Fourier transform spectroscopy and direct potential fit of a shelflike state: Application to E(4)¹Σ⁺ KCs

The paper presents high-resolution experimental study and a direct potential construction of a shelflike state E(4)¹Σ⁺ of the KCs molecule converging to K(4²S) + Cs(5²D) atomic limit; such data are of interest for selecting optical paths for producing and monitoring cold polar diatomics. The collisionally enhanced laser induced fluorescence (LIF) spectra corresponding to both spin-allowed E(4)¹Σ⁺ → X(1)¹Σ⁺ and spin-forbidden E(4)¹Σ⁺ → a(1)³Σ⁺ transitions of KCs were recorded in visible region by Fourier transform spectrometer with resolution of 0.03 cm⁻¹. Overall about 1650 rovibronic term values of the E(4)¹Σ⁺ state of ³⁹K¹³³Cs and ⁴¹K¹³³Cs isotopologues nonuniformly covering the energy range [16987, 18445] cm⁻¹ above the minimum of the ground X-state were determined with the uncertainty of 0.01 cm⁻¹. Experimental data field is limited by vibrational levels v′ ∈ [2, 74] with rotational quantum numbers J′ ∈ [1, 188]. The closed analytical form for potential energy curve (PEC) based on Chebyshev polynomial expansion (CPE) was implemented to a direct potential fit (DPF) of the experimental term values of the most abundant ³⁹K¹³³Cs isotopologue.
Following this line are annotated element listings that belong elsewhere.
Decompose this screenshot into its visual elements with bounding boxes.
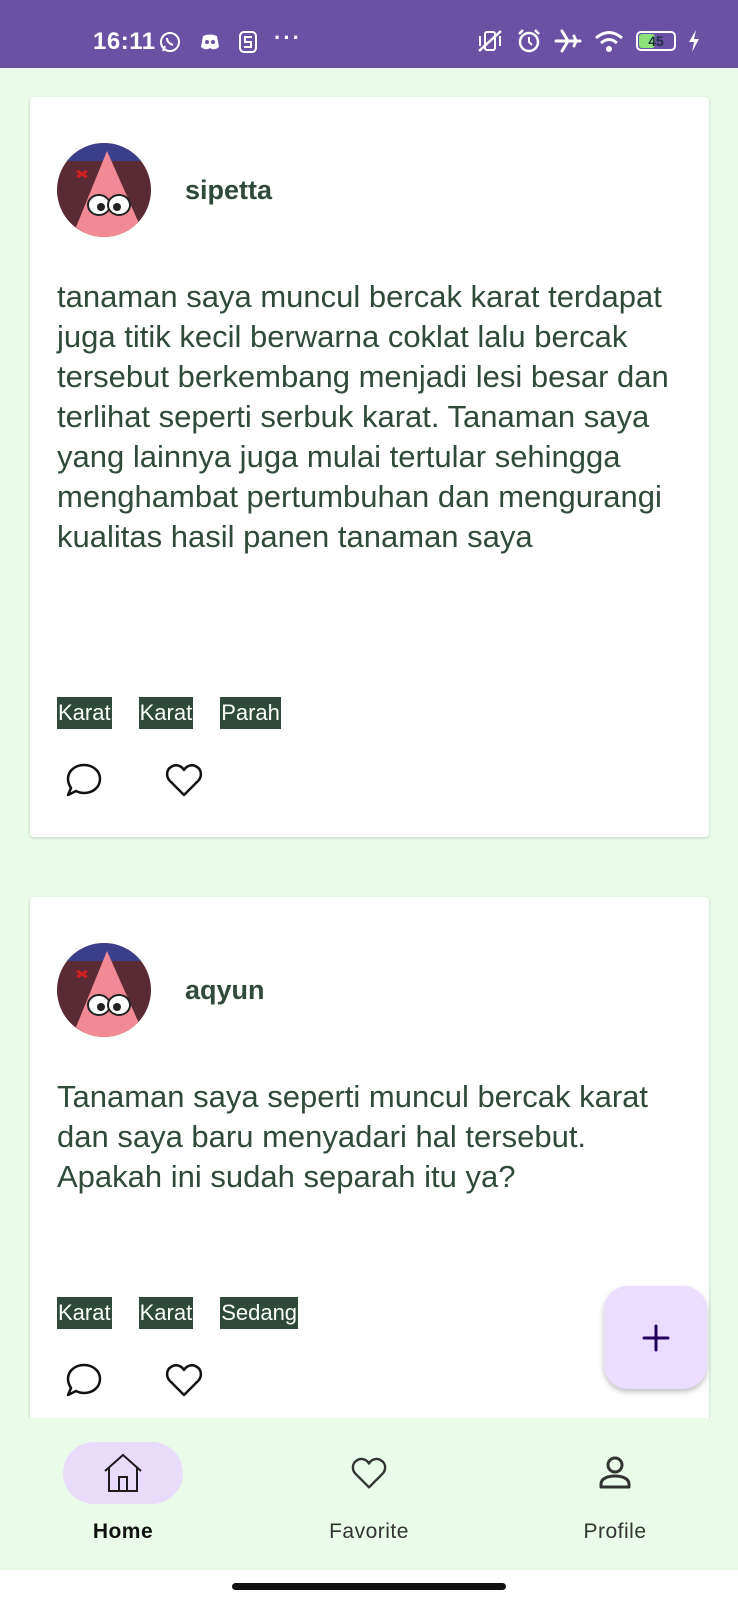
status-bar: 16:11 ··· 45 [0, 0, 738, 68]
nav-active-indicator [63, 1442, 183, 1504]
plus-icon [642, 1324, 669, 1351]
comment-icon[interactable] [63, 1359, 105, 1401]
home-icon [104, 1453, 142, 1492]
tag-chip: Sedang [220, 1297, 299, 1329]
post-feed[interactable]: sipetta tanaman saya muncul bercak karat… [0, 68, 738, 1418]
person-icon [599, 1456, 631, 1489]
battery-level: 45 [648, 33, 664, 49]
post-tags: Karat Karat Parah [57, 697, 281, 729]
tag-chip: Karat [57, 697, 112, 729]
discord-icon [201, 34, 219, 50]
avatar[interactable] [57, 143, 151, 237]
post-username[interactable]: sipetta [185, 175, 272, 206]
vibrate-off-icon [478, 30, 502, 52]
nav-icon-container [555, 1442, 675, 1504]
s-app-icon [239, 31, 257, 53]
battery-icon: 45 [636, 31, 676, 51]
post-username[interactable]: aqyun [185, 975, 265, 1006]
tag-chip: Karat [138, 697, 194, 729]
avatar[interactable] [57, 943, 151, 1037]
like-heart-icon[interactable] [163, 1359, 205, 1401]
alarm-icon [518, 29, 540, 53]
post-actions [63, 1359, 205, 1401]
nav-item-home[interactable]: Home [53, 1442, 193, 1544]
nav-label-home: Home [92, 1520, 154, 1543]
wifi-icon [595, 31, 623, 52]
nav-icon-container [309, 1442, 429, 1504]
tag-chip: Parah [220, 697, 281, 729]
add-post-button[interactable] [604, 1286, 707, 1389]
status-left-icons: ··· [158, 25, 302, 54]
gesture-handle[interactable] [232, 1583, 506, 1590]
more-dots-icon: ··· [274, 25, 302, 50]
whatsapp-icon [160, 32, 180, 52]
like-heart-icon[interactable] [163, 759, 205, 801]
nav-item-favorite[interactable]: Favorite [299, 1442, 439, 1544]
bottom-navigation: Home Favorite Profile [0, 1418, 738, 1570]
post-tags: Karat Karat Sedang [57, 1297, 299, 1329]
status-time: 16:11 [93, 28, 156, 55]
airplane-icon [554, 29, 582, 53]
post-actions [63, 759, 205, 801]
heart-icon [351, 1457, 387, 1489]
comment-icon[interactable] [63, 759, 105, 801]
tag-chip: Karat [57, 1297, 112, 1329]
tag-chip: Karat [138, 1297, 194, 1329]
nav-label-profile: Profile [583, 1520, 647, 1543]
status-right-icons: 45 [476, 28, 700, 54]
post-text: Tanaman saya seperti muncul bercak karat… [57, 1079, 649, 1194]
nav-label-favorite: Favorite [329, 1520, 409, 1543]
charging-icon [689, 30, 699, 52]
nav-item-profile[interactable]: Profile [545, 1442, 685, 1544]
post-text: tanaman saya muncul bercak karat terdapa… [57, 279, 669, 554]
post-card[interactable]: sipetta tanaman saya muncul bercak karat… [30, 97, 709, 837]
Besides analyticity, regularity, correct long-range behavior, and nice convergence properties, the CPE form demonstrated optimal balance on flexibility and constraint for the DPF of a shelflike state aggravated by a limited data set. The mass-invariant properties of the CPE PEC were tested by the prediction of rovibronic term values of the ⁴¹K¹³³Cs isotopomer which coincided with their experimental counterparts with standard deviation of 0.0048 cm⁻¹. The CPE modeling is compared with the highly flexible pointwise inverted perturbation approach model, as well as with conventional Dunham analysis of restricted data set v′ ⩽ 50. Reliability of the empirical PEC is additionally confirmed by good agreement between the calculated and experimental relative intensity distributions in the long E(v′) → X(v″) LIF progressions.